Smart Contract Verification in Ethereum

2 minute read

byte-smart-code

Introduction

The most significant feature of Ethereum is Ethereum Virtual Machine (EVM) that is used to run smart contracts. Smart contracts are little programs written in Solidity or other smart contract languages (LLL etc). EVM doesn’t run these smart contracts directly. It runs its byte code.

byte-code

Byte code is used inside EVM and it’s not readable by a human. Users of smart contracts utilize blockchain explorers (BlockScout, Etherscan) to validate that they use correct smart contracts because they allow developers to verify their smart contracts and publish initial code written in a human-readable high-level programming language like Solidity. By the process of verification, I mean checking that byte code corresponds to the supposed smart contract.
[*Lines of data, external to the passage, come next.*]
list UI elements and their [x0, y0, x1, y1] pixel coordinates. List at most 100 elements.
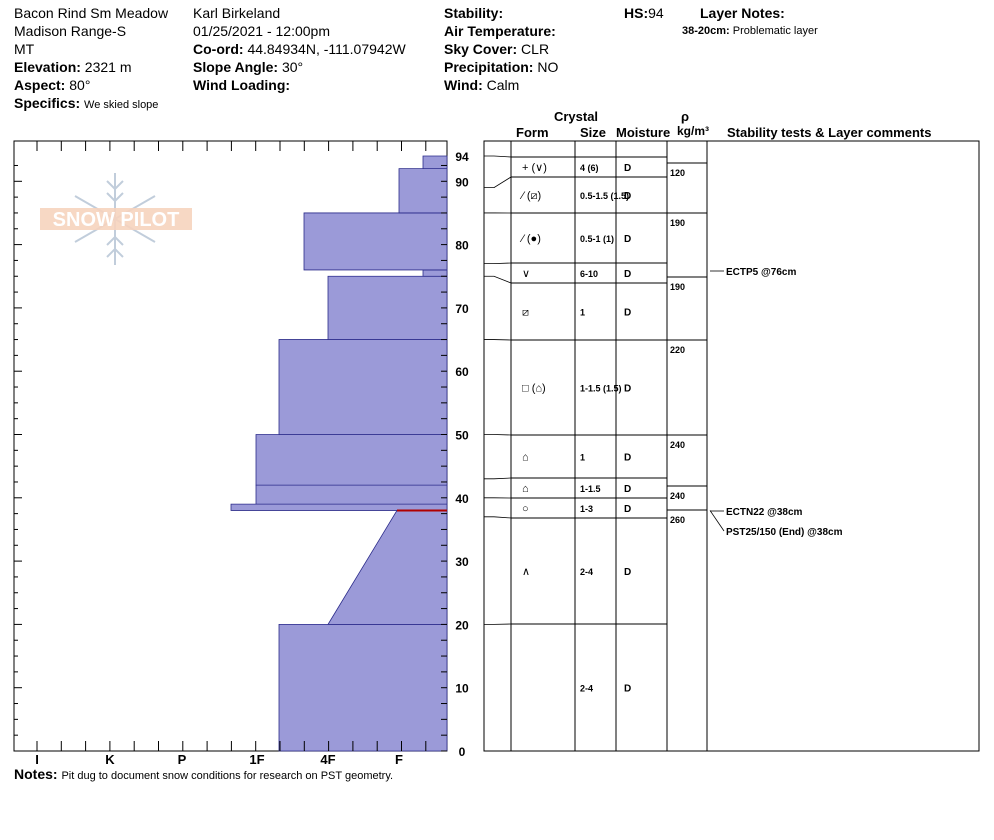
layer-link [484, 434, 512, 436]
depth-tick-label: 40 [455, 492, 469, 506]
hardness-tick-label: 4F [320, 752, 335, 767]
layer-link [484, 275, 512, 284]
hardness-bar [327, 510, 448, 625]
layer-link [484, 155, 512, 158]
aspect-value: 80° [69, 77, 91, 93]
layer-size: 1-1.5 (1.5) [580, 384, 622, 394]
layer-size: 1 [580, 308, 585, 318]
hardness-tick-label: F [395, 752, 403, 767]
stability-test-label: ECTP5 @76cm [726, 267, 796, 278]
hardness-tick-label: P [178, 752, 187, 767]
layer-form: ∨ [522, 268, 530, 280]
layer-table-frame [483, 140, 980, 752]
hardness-bar [422, 155, 448, 170]
hardness-tick-label: I [35, 752, 39, 767]
state-name: MT [14, 41, 35, 57]
layer-note-depth: 38-20cm: [682, 25, 730, 37]
depth-tick-label: 70 [455, 302, 469, 316]
layer-moisture: D [624, 504, 631, 515]
layer-moisture: D [624, 567, 631, 578]
layer-moisture: D [624, 269, 631, 280]
density-values: 120 190 190 220 240 240 260 [667, 162, 707, 525]
moisture-header: Moisture [616, 125, 670, 140]
hardness-profile [230, 155, 448, 752]
layer-moisture: D [624, 384, 631, 395]
hardness-bar [255, 484, 448, 505]
sky-label: Sky Cover: [444, 41, 518, 57]
depth-tick-label: 0 [459, 745, 466, 759]
elevation-label: Elevation: [14, 59, 81, 75]
snowpilot-logo: SNOW PILOT [40, 173, 192, 265]
site-name: Bacon Rind Sm Meadow [14, 5, 169, 21]
density-value: 120 [670, 168, 685, 178]
wind-label: Wind: [444, 77, 483, 93]
hardness-tick-label: K [105, 752, 115, 767]
layer-moisture: D [624, 163, 631, 174]
depth-tick-label: 30 [455, 555, 469, 569]
range-name: Madison Range-S [14, 23, 127, 39]
hardness-bar [327, 275, 448, 340]
layer-moisture: D [624, 484, 631, 495]
precip-label: Precipitation: [444, 59, 534, 75]
observer-name: Karl Birkeland [193, 5, 281, 21]
hardness-bar [422, 269, 448, 277]
elevation-value: 2321 m [84, 59, 132, 75]
size-header: Size [580, 125, 606, 140]
layer-size: 2-4 [580, 684, 593, 694]
stability-header: Stability tests & Layer comments [727, 125, 931, 140]
layer-form: □ (⌂) [522, 383, 546, 395]
layer-link [484, 262, 512, 264]
observation-datetime: 01/25/2021 - 12:00pm [193, 23, 330, 39]
hs-value: 94 [648, 5, 664, 21]
layer-form: ⁄ (⧄) [519, 190, 541, 202]
layer-form: ⌂ [522, 452, 529, 464]
layer-link [484, 176, 512, 189]
layer-form: ○ [522, 503, 529, 515]
stability-test-label: PST25/150 (End) @38cm [726, 527, 843, 538]
density-unit-header: kg/m³ [677, 124, 709, 138]
depth-axis: 0 10 20 30 40 50 60 70 80 90 94 [14, 150, 469, 759]
density-value: 260 [670, 515, 685, 525]
layer-form: ∧ [522, 566, 530, 578]
depth-tick-label: 50 [455, 429, 469, 443]
density-value: 240 [670, 491, 685, 501]
layer-size: 6-10 [580, 269, 598, 279]
layer-size: 1 [580, 453, 585, 463]
rho-header: ρ [681, 109, 689, 124]
layer-link [484, 477, 512, 480]
layer-note-text: Problematic layer [732, 25, 818, 37]
wind-value: Calm [486, 77, 520, 93]
layer-moisture: D [624, 234, 631, 245]
stability-tests: ECTP5 @76cm ECTN22 @38cm PST25/150 (End) @… [709, 267, 843, 538]
stability-test-label: ECTN22 @38cm [726, 507, 803, 518]
layer-size: 2-4 [580, 567, 593, 577]
layer-moisture: D [624, 308, 631, 319]
layer-moisture: D [624, 191, 631, 202]
layer-size: 1-1.5 [580, 484, 601, 494]
hardness-bar [398, 168, 448, 214]
hardness-bar [255, 434, 448, 486]
test-pointer [709, 510, 725, 532]
layer-moisture: D [624, 453, 631, 464]
layer-link [484, 516, 512, 519]
notes-text: Pit dug to document snow conditions for … [61, 770, 394, 782]
layer-size: 4 (6) [580, 163, 599, 173]
hardness-bar [278, 339, 448, 435]
density-value: 190 [670, 218, 685, 228]
notes-label: Notes: [14, 766, 58, 782]
layer-size: 1-3 [580, 504, 593, 514]
layer-size: 0.5-1.5 (1.5) [580, 191, 629, 201]
hs-label: HS: [624, 5, 649, 21]
coord-label: Co-ord: [193, 41, 244, 57]
form-header: Form [516, 125, 549, 140]
hardness-bar [278, 624, 448, 752]
layer-form: ⌂ [522, 483, 529, 495]
layer-rows: + (∨) 4 (6) D⁄ (⧄) 0.5-1.5 (1.5)D⁄ (●) 0.5-1… [484, 155, 667, 695]
stability-label: Stability: [444, 5, 504, 21]
specifics-value: We skied slope [84, 99, 159, 111]
layer-form: ⧄ [522, 307, 529, 319]
hardness-bar [303, 212, 448, 271]
depth-tick-label: 20 [455, 618, 469, 632]
density-value: 190 [670, 282, 685, 292]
In this post, I’ll describe how smart contracts can be verified. Blockchain explorers use the same concepts described in this post.

Input parameters

You should have the following data related to a smart contract that you want to verify:

Required:

  • byte code
  • solidity contract code
  • contract name
  • compiler version
  • optimization

Optional:

  • optimizer runs count (if your contract has compiler optimization)
  • constructor arguments (if your smart contract has constructor arguments)
  • contract library addresses (if your smart contract uses external libraries)
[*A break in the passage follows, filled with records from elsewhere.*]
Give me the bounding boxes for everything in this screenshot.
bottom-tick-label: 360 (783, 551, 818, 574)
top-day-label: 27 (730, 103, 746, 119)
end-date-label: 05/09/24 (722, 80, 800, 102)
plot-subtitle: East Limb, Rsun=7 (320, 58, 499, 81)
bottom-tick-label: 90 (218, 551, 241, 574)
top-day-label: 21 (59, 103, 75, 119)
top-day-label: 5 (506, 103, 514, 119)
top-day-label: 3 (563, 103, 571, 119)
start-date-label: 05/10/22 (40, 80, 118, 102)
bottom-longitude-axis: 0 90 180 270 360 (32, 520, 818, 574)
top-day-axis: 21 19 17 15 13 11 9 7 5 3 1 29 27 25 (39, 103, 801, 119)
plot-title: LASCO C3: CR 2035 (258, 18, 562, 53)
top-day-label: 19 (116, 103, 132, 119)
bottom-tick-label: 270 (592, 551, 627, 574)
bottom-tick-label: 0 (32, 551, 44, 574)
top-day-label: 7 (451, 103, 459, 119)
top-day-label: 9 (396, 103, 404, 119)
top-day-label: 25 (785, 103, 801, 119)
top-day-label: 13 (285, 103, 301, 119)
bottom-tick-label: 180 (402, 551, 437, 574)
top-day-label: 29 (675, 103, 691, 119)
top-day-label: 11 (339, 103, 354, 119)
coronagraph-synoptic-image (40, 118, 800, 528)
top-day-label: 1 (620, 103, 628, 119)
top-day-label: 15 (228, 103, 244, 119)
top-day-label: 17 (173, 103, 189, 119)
Basically, we need to check:

byte_code == verify(solidity_contract_code, contract_name, compiler_version, optimization, optimizer_runs, constructor_arguments, contract_library_addresses)

Solidity compiler’s JSON-input-output interface

The process of verification is trivial. We will use solidity compiler to compile solidity contract code with provided parameters. Then we will check if initial byte code is equal to the obtained byte code.

The recommended way to interface with the Solidity compiler especially for more complex and automated setups is the so-called JSON-input-output interface. The same interface is provided by all distributions of the compiler. The fields are generally subject to change, some are optional (as noted), but we try to only make backwards compatible changes. The compiler API expects a JSON formatted input and outputs the compilation result in a JSON formatted output.

Solidity compiler docs

Let’s generate JSON input parameters for the compiler’s JSON-input-output interface:

{
  language: 'Solidity',
  sources: {
    [newContractName]: {
      content: sourceCode
    }
  },
  settings: {
    evmVersion: 'byzantium',
    optimizer: {
      enabled: optimize == '1',
      runs: 200
    },
    libraries: {
      [newContractName]: externalLibraries
    },
    outputSelection: {
      '*': {
        '*': ['*']
      }
    }
  }
}
  • newContractName is the name of our contract
  • sourceCode is the source code of our contract
  • optimize is equal to 1 if we enabled compiler optimization
  • externalLibraries is key-value pairs of external libraries that we used in our contract

We pass the version of Solidity compiler directly to solc.loadRemoteVersion as the first argument

Constructor Arguments

The only thing left to do is to append constructor arguments to the compiled bytecode and check if it equals to the manually compiled byte code.